KPI (Key Performance Indicator)
Key Performance Indicators (KPIs) are metrics that measure and report the effect of drivers (cost, quantity, complexity, quality). Organisation use KPIs to evaluate the performance of its activities like the progress toward strategic goals. Usually a KPI reports an operational level in a specific period.
The normalisation or harmonization of data from complex organizations is an important phase of a benchmarking project. The figures will be adjusted according to various factors (e.g. service content, quantities, quality and complexity) are determined so that they can usefully be compared with the ratios of the peer group. When a "cost per piece" is compared, it is crucial that "a piece" is understood by all participant equally.
Operational Level Agreement (OLA)
An Operational Level Agreement (OLA) is an agreement that is usually taken within a company between different departments. For example, IT and telecommunications services are described in an OLA, with which a service level agreement (SLA) with respect to an external customer is hedged.
Outsourcing refers to the transfer of parts of the value chain to an external supplier. The focus on the core business shall generally lower costs, increase flexibility and open access to the innovation of the service provider.
The data of the peer group (comparison group) provide the benchmark for a comparison project. The better the individual members of a peer group to match the structure of the client, the more the demand for a fair comparison is met. Deviations to the client’s data are mathematically compensated through normalisation.
Backsourcing describes the process of bringing previously outsourced activities back in-house (into the company).
The retained organization is a department within a company that is responsible for the management and control of one or more external (IT) suppliers. In general, a retained organisation is developed in the course of an outsourcing agreement. It consists of employees who do not change to the service provider, but remain in the company. For a fully equipped retained organization staff functions must be set up so as controlling, purchasing, billing, legal, communications and service management.
Return on Investment (ROI)
The term return on investment (ROI) has been colloquially established as a synonym for cost-benefit analysis - whether, when and to what degree an investment pays off (within the useful lifecycle). The calculation of ROI is not standardized.

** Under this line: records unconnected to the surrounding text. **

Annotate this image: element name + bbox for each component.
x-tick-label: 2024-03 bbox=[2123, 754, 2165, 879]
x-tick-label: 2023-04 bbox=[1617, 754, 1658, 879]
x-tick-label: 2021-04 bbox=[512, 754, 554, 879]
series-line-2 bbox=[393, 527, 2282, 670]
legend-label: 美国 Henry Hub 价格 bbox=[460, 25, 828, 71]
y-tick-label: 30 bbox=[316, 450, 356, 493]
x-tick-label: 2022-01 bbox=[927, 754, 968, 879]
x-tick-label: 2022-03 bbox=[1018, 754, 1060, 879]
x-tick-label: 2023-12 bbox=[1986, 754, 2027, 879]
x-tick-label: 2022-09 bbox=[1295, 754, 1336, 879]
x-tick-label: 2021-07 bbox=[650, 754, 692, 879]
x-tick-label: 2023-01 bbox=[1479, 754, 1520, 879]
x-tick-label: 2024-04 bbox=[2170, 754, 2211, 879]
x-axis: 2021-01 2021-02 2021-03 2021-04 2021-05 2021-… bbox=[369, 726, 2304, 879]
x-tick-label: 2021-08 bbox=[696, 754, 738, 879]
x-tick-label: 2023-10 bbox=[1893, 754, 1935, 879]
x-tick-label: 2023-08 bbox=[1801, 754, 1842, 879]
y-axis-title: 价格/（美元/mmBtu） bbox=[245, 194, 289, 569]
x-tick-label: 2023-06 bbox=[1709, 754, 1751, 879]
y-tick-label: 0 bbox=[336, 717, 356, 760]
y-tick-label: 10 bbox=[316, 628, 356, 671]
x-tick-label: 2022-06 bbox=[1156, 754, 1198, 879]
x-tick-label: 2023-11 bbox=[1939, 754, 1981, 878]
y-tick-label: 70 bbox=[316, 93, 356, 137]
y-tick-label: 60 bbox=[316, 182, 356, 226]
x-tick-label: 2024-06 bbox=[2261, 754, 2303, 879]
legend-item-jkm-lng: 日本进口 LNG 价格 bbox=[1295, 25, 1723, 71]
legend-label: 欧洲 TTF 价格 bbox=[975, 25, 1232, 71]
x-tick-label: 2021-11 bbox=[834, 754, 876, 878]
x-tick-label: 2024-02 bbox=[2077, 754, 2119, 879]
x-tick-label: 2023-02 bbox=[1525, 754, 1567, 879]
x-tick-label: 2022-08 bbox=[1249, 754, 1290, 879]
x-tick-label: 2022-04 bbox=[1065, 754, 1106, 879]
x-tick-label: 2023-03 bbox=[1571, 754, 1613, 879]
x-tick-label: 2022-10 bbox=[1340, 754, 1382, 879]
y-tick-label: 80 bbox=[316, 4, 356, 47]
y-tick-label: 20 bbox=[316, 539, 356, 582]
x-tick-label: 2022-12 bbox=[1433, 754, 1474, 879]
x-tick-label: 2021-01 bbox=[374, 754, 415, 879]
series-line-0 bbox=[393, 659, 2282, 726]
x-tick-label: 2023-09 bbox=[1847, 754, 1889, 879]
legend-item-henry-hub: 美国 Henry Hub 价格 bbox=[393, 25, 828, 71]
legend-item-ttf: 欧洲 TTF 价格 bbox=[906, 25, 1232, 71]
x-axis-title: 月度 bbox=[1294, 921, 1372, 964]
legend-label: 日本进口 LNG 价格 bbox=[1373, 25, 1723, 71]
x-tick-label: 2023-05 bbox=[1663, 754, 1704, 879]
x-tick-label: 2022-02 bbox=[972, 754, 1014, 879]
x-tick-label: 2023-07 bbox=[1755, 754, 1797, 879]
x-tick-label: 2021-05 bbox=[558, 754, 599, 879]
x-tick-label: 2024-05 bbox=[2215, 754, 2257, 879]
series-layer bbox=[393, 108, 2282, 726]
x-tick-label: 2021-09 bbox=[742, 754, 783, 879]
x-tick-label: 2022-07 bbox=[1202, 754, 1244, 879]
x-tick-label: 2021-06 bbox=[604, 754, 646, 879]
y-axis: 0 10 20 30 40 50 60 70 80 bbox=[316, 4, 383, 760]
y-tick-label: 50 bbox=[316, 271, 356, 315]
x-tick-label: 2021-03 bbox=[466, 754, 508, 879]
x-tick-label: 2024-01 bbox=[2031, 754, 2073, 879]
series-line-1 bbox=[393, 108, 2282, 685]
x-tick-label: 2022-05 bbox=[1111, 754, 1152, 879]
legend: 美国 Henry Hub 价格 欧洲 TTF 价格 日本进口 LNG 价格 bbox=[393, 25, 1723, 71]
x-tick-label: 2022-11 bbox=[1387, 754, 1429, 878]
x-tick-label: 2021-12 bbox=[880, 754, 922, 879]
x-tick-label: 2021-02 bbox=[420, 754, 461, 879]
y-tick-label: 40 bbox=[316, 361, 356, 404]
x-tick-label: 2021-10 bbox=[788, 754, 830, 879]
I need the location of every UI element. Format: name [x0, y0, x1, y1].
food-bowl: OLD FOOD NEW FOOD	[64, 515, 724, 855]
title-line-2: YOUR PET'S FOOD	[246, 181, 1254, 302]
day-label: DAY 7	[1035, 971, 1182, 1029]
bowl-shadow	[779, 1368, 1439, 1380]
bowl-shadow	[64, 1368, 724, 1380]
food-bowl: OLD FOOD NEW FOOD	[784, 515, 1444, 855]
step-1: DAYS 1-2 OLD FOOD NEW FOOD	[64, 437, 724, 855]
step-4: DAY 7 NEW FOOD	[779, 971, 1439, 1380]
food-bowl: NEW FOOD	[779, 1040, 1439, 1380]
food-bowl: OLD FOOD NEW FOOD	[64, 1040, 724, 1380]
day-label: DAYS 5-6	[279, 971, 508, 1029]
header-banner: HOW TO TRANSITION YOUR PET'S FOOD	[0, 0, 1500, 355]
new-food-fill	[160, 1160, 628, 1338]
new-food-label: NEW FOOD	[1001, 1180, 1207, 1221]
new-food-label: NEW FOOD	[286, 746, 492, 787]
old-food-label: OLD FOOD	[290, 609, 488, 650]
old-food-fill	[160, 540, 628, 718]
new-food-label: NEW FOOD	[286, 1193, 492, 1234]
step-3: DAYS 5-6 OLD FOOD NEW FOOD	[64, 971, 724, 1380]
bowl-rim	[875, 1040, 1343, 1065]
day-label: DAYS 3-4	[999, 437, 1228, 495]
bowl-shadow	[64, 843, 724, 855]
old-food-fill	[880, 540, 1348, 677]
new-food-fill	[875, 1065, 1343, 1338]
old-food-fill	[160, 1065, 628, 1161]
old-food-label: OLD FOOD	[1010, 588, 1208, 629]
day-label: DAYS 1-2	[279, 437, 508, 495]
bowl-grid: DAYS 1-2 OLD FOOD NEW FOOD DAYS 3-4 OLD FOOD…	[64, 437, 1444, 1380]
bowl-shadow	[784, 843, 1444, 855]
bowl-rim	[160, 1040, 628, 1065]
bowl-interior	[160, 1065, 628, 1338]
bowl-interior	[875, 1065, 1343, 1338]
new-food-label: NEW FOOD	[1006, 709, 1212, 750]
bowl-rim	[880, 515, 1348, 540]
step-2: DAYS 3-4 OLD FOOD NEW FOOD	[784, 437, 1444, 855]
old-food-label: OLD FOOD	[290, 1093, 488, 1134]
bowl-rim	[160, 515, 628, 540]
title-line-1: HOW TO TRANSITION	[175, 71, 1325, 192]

Service Level Agreement (SLA)
In a service level agreement (SLA), the assured services of a provider are specified for the client. This includes for example the scope of a service, the response time of service desks or the time taken to resolve an incident. The standardised agreement to the quality of service which is accepted by both sides makes it easier to manage and control the service provisioning.
TCO (Total Cost of Ownership)
The Total Cost of Ownership (TCO) is a computational model for the collection of the entire cost of (IT) capital goods over the full life cycle. In addition to the acquisition costs, operating costs, user costs, and support costs must be considered, too. A unified formula for TCO calculation does not exist.